Emsal Mahkeme Kararı İstanbul Bölge Adliye Mahkemesi 12. Hukuk Dairesi 2018/702 E. 2019/1321 K. 24.10.2019 T.

Görüntülediğiniz mahkeme kararı kesinleşmiş bir karardır.

T.C.
İSTANBUL
BÖLGE ADLİYE MAHKEMESİ
12. HUKUK DAİRESİ
DOSYA NO: 2018/702
KARAR NO : 2019/1321
T Ü R K M İ L L E T İ A D I N A
İ S T İ N A F K A R A R
İNCELENEN KARARIN
MAHKEMESİ: İSTANBUL 9. ASLİYE TİCARET MAHKEMESİ
TARİHİ : 18/01/2018
NUMARASI : 2012/202 Esas 2018/30 Karar
ASIL – BİRLEŞEN DAVA: ALACAK
İSTİNAF KARAR TARİHİ: 24/10/2019
Asıl ve birleşen davanın reddine ilişkin hükmün davacı vekilince istinaf edilmesi üzerine düzenlenen rapor ve dosya kapsamı incelenip gereği görüşülüp düşünüldü;
ASIL DAVA: Davacı vekili dava dilekçesinde; davalı şirketin müvekkili şirketin bayisi sıfatına sahip olduğunu, müvekkili ile davalı şirket arasında 21/06/2007 tarihli 5 yıl süreli akaryakıt bayilik sözleşmesi ile taraflar arasındaki ticari çalışma koşullarının belirlendiği bayilik protokolü, yine davalı bayi tarafından sözleşme ilişkisinin devamı müddetince sahibi olduğu istasyonda, müvekkiline ait ürünlerin satışına ilişkin olarak taahhütname imzalandığını, davalılardan … ve …’ın bayilik sözleşmesi ile bayilik protokollerine garantör sıfatıyla imza verdiklerini, davalı gerçek kişilere ait, istasyonun kurulu olduğu gayrimenkul üzerinde ticari ilişkinin teminatı amacıyla 1.derecede FBK süreli 250.000-YTL bedelli ipotek hakkı tesis edildiğini, müvekkili lehine 20 yıl süreli intifa hakkı tanındığını, istasyona maddi ve gayrimaddi yatırımlar yapıldığını, davalı şirkete 3 adet hizmet bedeli faturası ve makbuz ile intifa bedeli karşılığında toplam 298.851,40-YTL ödeme yapıldığını, taraflar arasındaki bayiilik sözleşmesinin davalı şirketin satış taahhütlerini yerine getirmemesi, sözleşemeye aykırı tutum ve davranışlar sergilemesi üzerine müvekkili şirketçe bayilik ilişkisinin sona erdirildiğini, müvekkili şirketin sahip olduğu intifa hakkını terkin etmek zorunda kaldığını, davalıların belirttiği kişilere yetki vermek suretiyle intifa hakkını terkin ettiğini, haklı sebeplerle fesih sebebiyle müvekkili tarafından davalıya nakdi ve ayni olarak ödenen 541.151-TL bayilik hizmet bedelinin, davalının …’ten aldığı günden itibaren dava tarihine kadar işlemiş faizi ve ödeme tarihine kadar olan süreye kadar işleyecek en yüksek banka kredi faizi ile birlikte davalılardan müştereken ve müteselsilen tahsiline karar verilmesini talep etmiştir.
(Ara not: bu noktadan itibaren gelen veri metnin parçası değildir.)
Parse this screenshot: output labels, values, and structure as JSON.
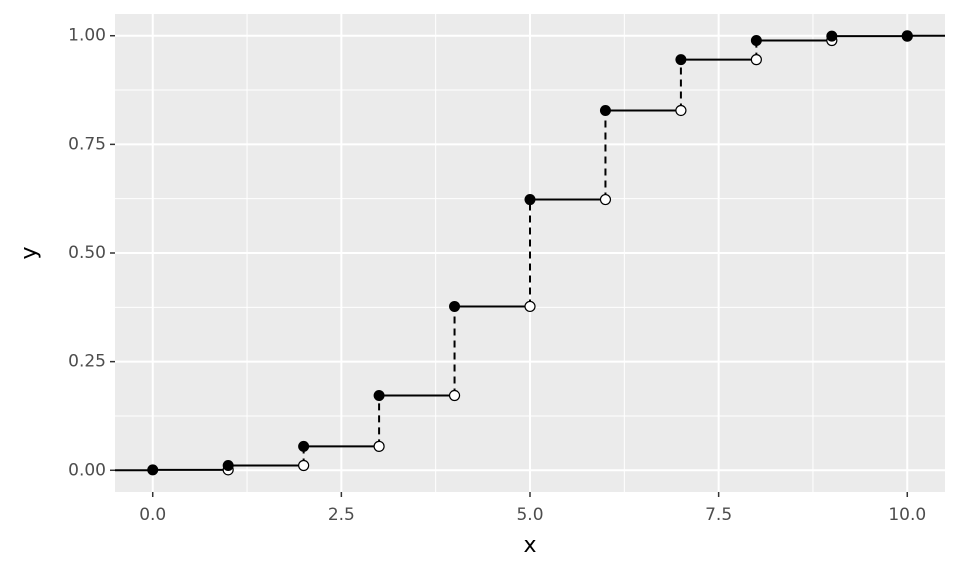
{
  "chart_data": {
    "type": "step",
    "x_label": "x",
    "y_label": "y",
    "x": [
      0,
      1,
      2,
      3,
      4,
      5,
      6,
      7,
      8,
      9,
      10
    ],
    "values": [
      0.001,
      0.011,
      0.055,
      0.172,
      0.377,
      0.623,
      0.828,
      0.945,
      0.989,
      0.999,
      1.0
    ],
    "color": "#000000",
    "xlim": [
      -0.5,
      10.5
    ],
    "ylim": [
      -0.05,
      1.05
    ],
    "xticks": [
      {
        "value": 0,
        "label": "0.0"
      },
      2.5,
      {
        "value": 5,
        "label": "5.0"
      },
      7.5,
      {
        "value": 10,
        "label": "10.0"
      }
    ],
    "yticks": [
      {
        "value": 0,
        "label": "0.00"
      },
      0.25,
      {
        "value": 0.5,
        "label": "0.50"
      },
      0.75,
      {
        "value": 1,
        "label": "1.00"
      }
    ],
    "grid": true
  }
}
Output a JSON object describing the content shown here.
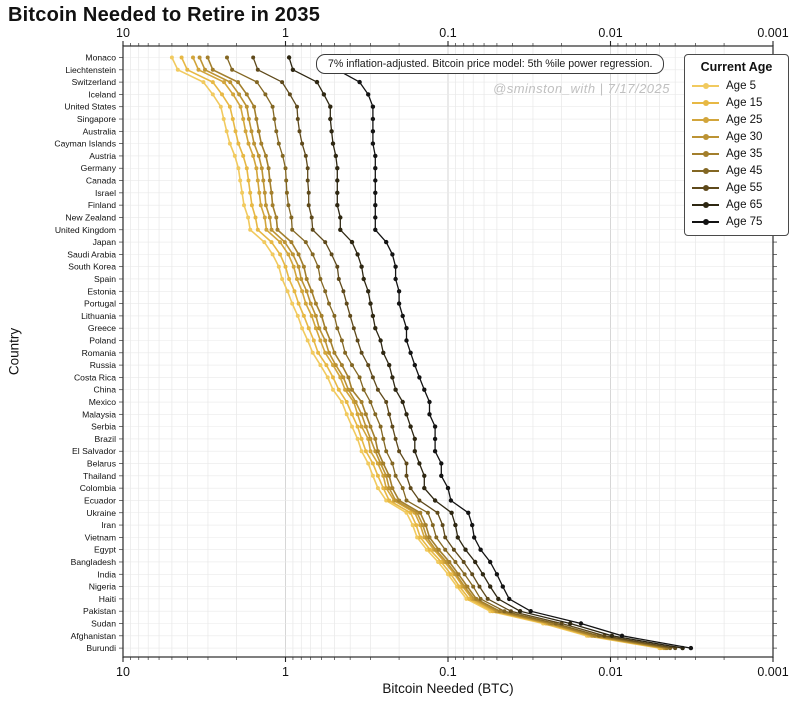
{
  "title": "Bitcoin Needed to Retire in 2035",
  "annotation": {
    "text": "7% inflation-adjusted. Bitcoin price model: 5th %ile power regression."
  },
  "watermark": {
    "text": "@sminston_with  |  7/17/2025"
  },
  "legend": {
    "title": "Current Age",
    "position": "upper right",
    "entries": [
      {
        "label": "Age 5",
        "color": "#F1CA5F"
      },
      {
        "label": "Age 15",
        "color": "#E7B844"
      },
      {
        "label": "Age 25",
        "color": "#D2A53B"
      },
      {
        "label": "Age 30",
        "color": "#BC9334"
      },
      {
        "label": "Age 35",
        "color": "#A37F2C"
      },
      {
        "label": "Age 45",
        "color": "#836723"
      },
      {
        "label": "Age 55",
        "color": "#5E491B"
      },
      {
        "label": "Age 65",
        "color": "#2E2712"
      },
      {
        "label": "Age 75",
        "color": "#131313"
      }
    ]
  },
  "chart_data": {
    "type": "line",
    "orientation": "horizontal-categories",
    "title": "Bitcoin Needed to Retire in 2035",
    "xlabel": "Bitcoin Needed (BTC)",
    "ylabel": "Country",
    "x_scale": "log",
    "x_reversed": true,
    "x_range": [
      10,
      0.001
    ],
    "x_tick_labels": [
      "10",
      "1",
      "0.1",
      "0.01",
      "0.001"
    ],
    "grid": true,
    "ages": [
      5,
      15,
      25,
      30,
      35,
      45,
      55,
      65,
      75
    ],
    "countries": [
      "Monaco",
      "Liechtenstein",
      "Switzerland",
      "Iceland",
      "United States",
      "Singapore",
      "Australia",
      "Cayman Islands",
      "Austria",
      "Germany",
      "Canada",
      "Israel",
      "Finland",
      "New Zealand",
      "United Kingdom",
      "Japan",
      "Saudi Arabia",
      "South Korea",
      "Spain",
      "Estonia",
      "Portugal",
      "Lithuania",
      "Greece",
      "Poland",
      "Romania",
      "Russia",
      "Costa Rica",
      "China",
      "Mexico",
      "Malaysia",
      "Serbia",
      "Brazil",
      "El Salvador",
      "Belarus",
      "Thailand",
      "Colombia",
      "Ecuador",
      "Ukraine",
      "Iran",
      "Vietnam",
      "Egypt",
      "Bangladesh",
      "India",
      "Nigeria",
      "Haiti",
      "Pakistan",
      "Sudan",
      "Afghanistan",
      "Burundi"
    ],
    "btc_needed_by_age": [
      [
        5.0,
        4.36,
        3.71,
        3.38,
        3.01,
        2.29,
        1.58,
        0.95,
        0.5
      ],
      [
        4.6,
        4.02,
        3.43,
        3.13,
        2.8,
        2.13,
        1.48,
        0.9,
        0.48
      ],
      [
        3.2,
        2.8,
        2.39,
        2.19,
        1.96,
        1.5,
        1.05,
        0.64,
        0.35
      ],
      [
        2.8,
        2.46,
        2.1,
        1.93,
        1.73,
        1.33,
        0.94,
        0.58,
        0.31
      ],
      [
        2.5,
        2.2,
        1.89,
        1.73,
        1.56,
        1.2,
        0.85,
        0.53,
        0.29
      ],
      [
        2.4,
        2.11,
        1.82,
        1.68,
        1.51,
        1.17,
        0.84,
        0.53,
        0.29
      ],
      [
        2.3,
        2.03,
        1.76,
        1.62,
        1.46,
        1.14,
        0.82,
        0.52,
        0.29
      ],
      [
        2.2,
        1.95,
        1.69,
        1.56,
        1.41,
        1.1,
        0.79,
        0.51,
        0.29
      ],
      [
        2.05,
        1.82,
        1.58,
        1.46,
        1.32,
        1.04,
        0.75,
        0.49,
        0.28
      ],
      [
        1.95,
        1.73,
        1.51,
        1.4,
        1.27,
        1.0,
        0.73,
        0.48,
        0.28
      ],
      [
        1.9,
        1.69,
        1.48,
        1.37,
        1.25,
        0.99,
        0.73,
        0.48,
        0.28
      ],
      [
        1.85,
        1.65,
        1.45,
        1.34,
        1.22,
        0.98,
        0.72,
        0.48,
        0.28
      ],
      [
        1.8,
        1.61,
        1.42,
        1.32,
        1.2,
        0.96,
        0.72,
        0.48,
        0.28
      ],
      [
        1.7,
        1.53,
        1.34,
        1.25,
        1.14,
        0.92,
        0.69,
        0.46,
        0.28
      ],
      [
        1.65,
        1.48,
        1.31,
        1.22,
        1.12,
        0.91,
        0.68,
        0.46,
        0.28
      ],
      [
        1.35,
        1.22,
        1.08,
        1.01,
        0.92,
        0.75,
        0.57,
        0.39,
        0.24
      ],
      [
        1.2,
        1.08,
        0.96,
        0.9,
        0.83,
        0.68,
        0.52,
        0.36,
        0.22
      ],
      [
        1.1,
        1.0,
        0.89,
        0.83,
        0.77,
        0.63,
        0.48,
        0.34,
        0.21
      ],
      [
        1.05,
        0.95,
        0.85,
        0.8,
        0.74,
        0.61,
        0.47,
        0.33,
        0.21
      ],
      [
        0.97,
        0.88,
        0.79,
        0.74,
        0.69,
        0.57,
        0.44,
        0.31,
        0.2
      ],
      [
        0.91,
        0.83,
        0.75,
        0.7,
        0.65,
        0.54,
        0.42,
        0.3,
        0.2
      ],
      [
        0.84,
        0.77,
        0.69,
        0.65,
        0.6,
        0.5,
        0.4,
        0.29,
        0.19
      ],
      [
        0.79,
        0.72,
        0.65,
        0.62,
        0.57,
        0.48,
        0.38,
        0.28,
        0.18
      ],
      [
        0.73,
        0.67,
        0.61,
        0.57,
        0.53,
        0.45,
        0.36,
        0.26,
        0.18
      ],
      [
        0.68,
        0.63,
        0.57,
        0.54,
        0.5,
        0.43,
        0.34,
        0.25,
        0.17
      ],
      [
        0.61,
        0.56,
        0.51,
        0.49,
        0.45,
        0.39,
        0.31,
        0.23,
        0.16
      ],
      [
        0.55,
        0.51,
        0.46,
        0.44,
        0.41,
        0.35,
        0.29,
        0.22,
        0.15
      ],
      [
        0.51,
        0.47,
        0.43,
        0.41,
        0.39,
        0.33,
        0.27,
        0.21,
        0.14
      ],
      [
        0.45,
        0.42,
        0.38,
        0.37,
        0.34,
        0.3,
        0.24,
        0.19,
        0.13
      ],
      [
        0.42,
        0.39,
        0.36,
        0.34,
        0.32,
        0.28,
        0.23,
        0.18,
        0.13
      ],
      [
        0.39,
        0.36,
        0.34,
        0.32,
        0.3,
        0.26,
        0.22,
        0.17,
        0.12
      ],
      [
        0.36,
        0.34,
        0.31,
        0.3,
        0.28,
        0.25,
        0.21,
        0.16,
        0.12
      ],
      [
        0.34,
        0.32,
        0.3,
        0.28,
        0.27,
        0.24,
        0.2,
        0.16,
        0.12
      ],
      [
        0.31,
        0.29,
        0.27,
        0.26,
        0.25,
        0.22,
        0.18,
        0.15,
        0.11
      ],
      [
        0.29,
        0.27,
        0.25,
        0.24,
        0.23,
        0.21,
        0.18,
        0.14,
        0.11
      ],
      [
        0.27,
        0.25,
        0.24,
        0.23,
        0.22,
        0.19,
        0.17,
        0.14,
        0.1
      ],
      [
        0.24,
        0.23,
        0.215,
        0.21,
        0.2,
        0.18,
        0.15,
        0.12,
        0.096
      ],
      [
        0.18,
        0.17,
        0.16,
        0.155,
        0.148,
        0.133,
        0.116,
        0.095,
        0.075
      ],
      [
        0.165,
        0.157,
        0.148,
        0.143,
        0.137,
        0.124,
        0.108,
        0.09,
        0.071
      ],
      [
        0.155,
        0.148,
        0.14,
        0.135,
        0.13,
        0.118,
        0.104,
        0.087,
        0.069
      ],
      [
        0.135,
        0.129,
        0.122,
        0.119,
        0.114,
        0.104,
        0.092,
        0.078,
        0.063
      ],
      [
        0.115,
        0.11,
        0.105,
        0.102,
        0.098,
        0.09,
        0.08,
        0.068,
        0.055
      ],
      [
        0.1,
        0.096,
        0.091,
        0.089,
        0.086,
        0.079,
        0.071,
        0.061,
        0.05
      ],
      [
        0.088,
        0.085,
        0.081,
        0.079,
        0.076,
        0.07,
        0.064,
        0.055,
        0.046
      ],
      [
        0.077,
        0.074,
        0.071,
        0.069,
        0.067,
        0.063,
        0.057,
        0.049,
        0.042
      ],
      [
        0.055,
        0.053,
        0.051,
        0.05,
        0.048,
        0.045,
        0.041,
        0.036,
        0.031
      ],
      [
        0.026,
        0.025,
        0.0243,
        0.0237,
        0.023,
        0.0217,
        0.02,
        0.0177,
        0.0152
      ],
      [
        0.014,
        0.0136,
        0.0131,
        0.0129,
        0.0125,
        0.0118,
        0.0109,
        0.0098,
        0.0085
      ],
      [
        0.005,
        0.0049,
        0.0047,
        0.0046,
        0.0045,
        0.0043,
        0.004,
        0.0036,
        0.0032
      ]
    ]
  }
}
ASIL DAVADA CEVAP :1- Davalı şirket ve … vekili; müvekkili şirketçe olumsuz tavır gösterilmediğini, sözleşmenin devam edeceğine olan inanç ile edimlerini eksiksiz yerine getirdiğini, bayii olarak istasyona yapılmış olan yatırımları aynen muhafaza ettiğini, davacının dava dilekçesinde Rekabet Kurumu’nun kararları doğrultusunda intifa hakkını terkin etmek zorunda kaldığını açıkça beyan ettiğini, bu şekilde bayilik sözleşmesinde hukuki yararını kaybetmesini, müvekkilinin edimlerini yerine getirmediği iddiasına dayandırdığını ve sözleşmeyi feshettiğini, sözleşmenin akdedilmesinden bu yana 5 yılı aşkın süre geçtiğini, bu süre içerisinde sözlü veya yazılı taahhüde aykırılık ileri sürülmediğini, davacının kâr kaybından bahsetmesinin kötü niyetli olduğunu, ayrıca zamanaşımı süresinin geçtiğini, müvekkili şirketin taahhüdünden daha az miktarda akaryakıt aldığını kabul etmediklerini,gayrimenkul üzerinde ipotek hakkı tesis edildiğini, alacağın teminat altına alındığını, davacının iddialarını kabul etmediklerini,davanın reddine karar verilmesini talep etmiştir.2-Davalı … tarafından davaya cevap verilmemiştir.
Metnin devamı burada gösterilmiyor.